Contexte géopolitique et enjeux énergétiques
Le détroit d’Ormuz, par lequel transite près de 20 % du pétrole mondial, est devenu un point de friction récurrent entre Téhéran et les puissances occidentales. Son blocage temporaire lors du conflit de 2026 a illustré la vulnérabilité des approvisionnements énergétiques, poussant les États et les entreprises à explorer des alternatives. La Syrie, en raison de sa position géographique, représente une option stratégique. Son retour sur la scène internationale, marqué par l’élection d’Ahmad al-Charaa et la levée progressive des sanctions, offre de nouvelles perspectives.
Cependant, le pays reste sous surveillance internationale. Les Nations unies et l’Union européenne maintiennent des réserves sur son processus de réintégration, tandis que les États-Unis et Israël observent avec méfiance les rapprochements diplomatiques.
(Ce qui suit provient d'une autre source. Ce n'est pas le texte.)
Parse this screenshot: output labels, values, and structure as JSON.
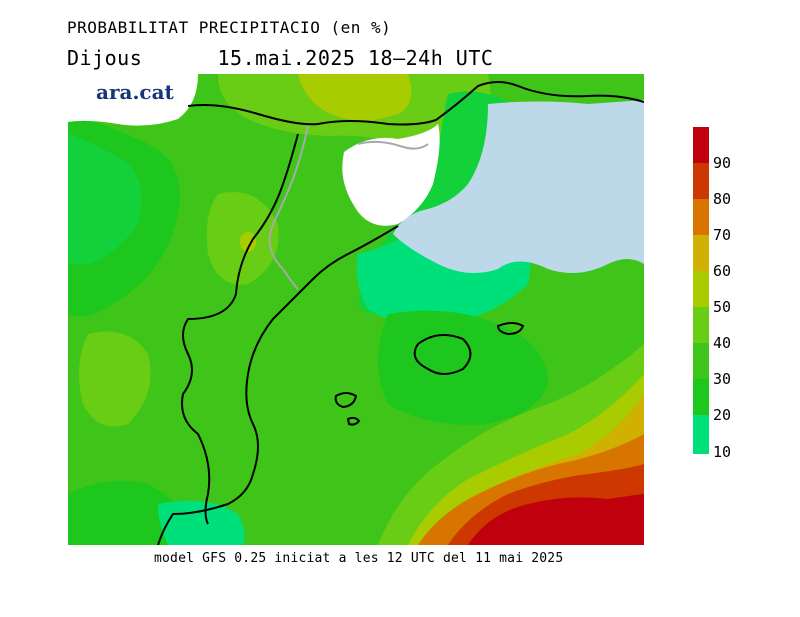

Pour TotalEnergies et d’autres groupes, l’équation est complexe : investir dans un pays en reconstruction tout en évaluant les risques sécuritaires et politiques.
Cette visite d’Emmanuel Macron en Syrie s’inscrit dans une dynamique plus large de réengagement occidental au Moyen-Orient, où les enjeux énergétiques et sécuritaires se mêlent étroitement. Pour les acteurs économiques comme TotalEnergies, l’équilibre entre opportunités et risques restera au cœur de leurs stratégies dans les mois à venir.
Le détroit d’Ormuz est le point de passage obligatoire pour environ 20 % du pétrole mondial, reliant le Golfe Persique à l’océan Indien. Sa fermeture, comme lors du conflit de 2026, peut entraîner une hausse des prix de l’énergie et perturber les approvisionnements mondiaux. Les pays producteurs, comme l’Irak, cherchent donc des alternatives pour réduire leur dépendance à cette route maritime.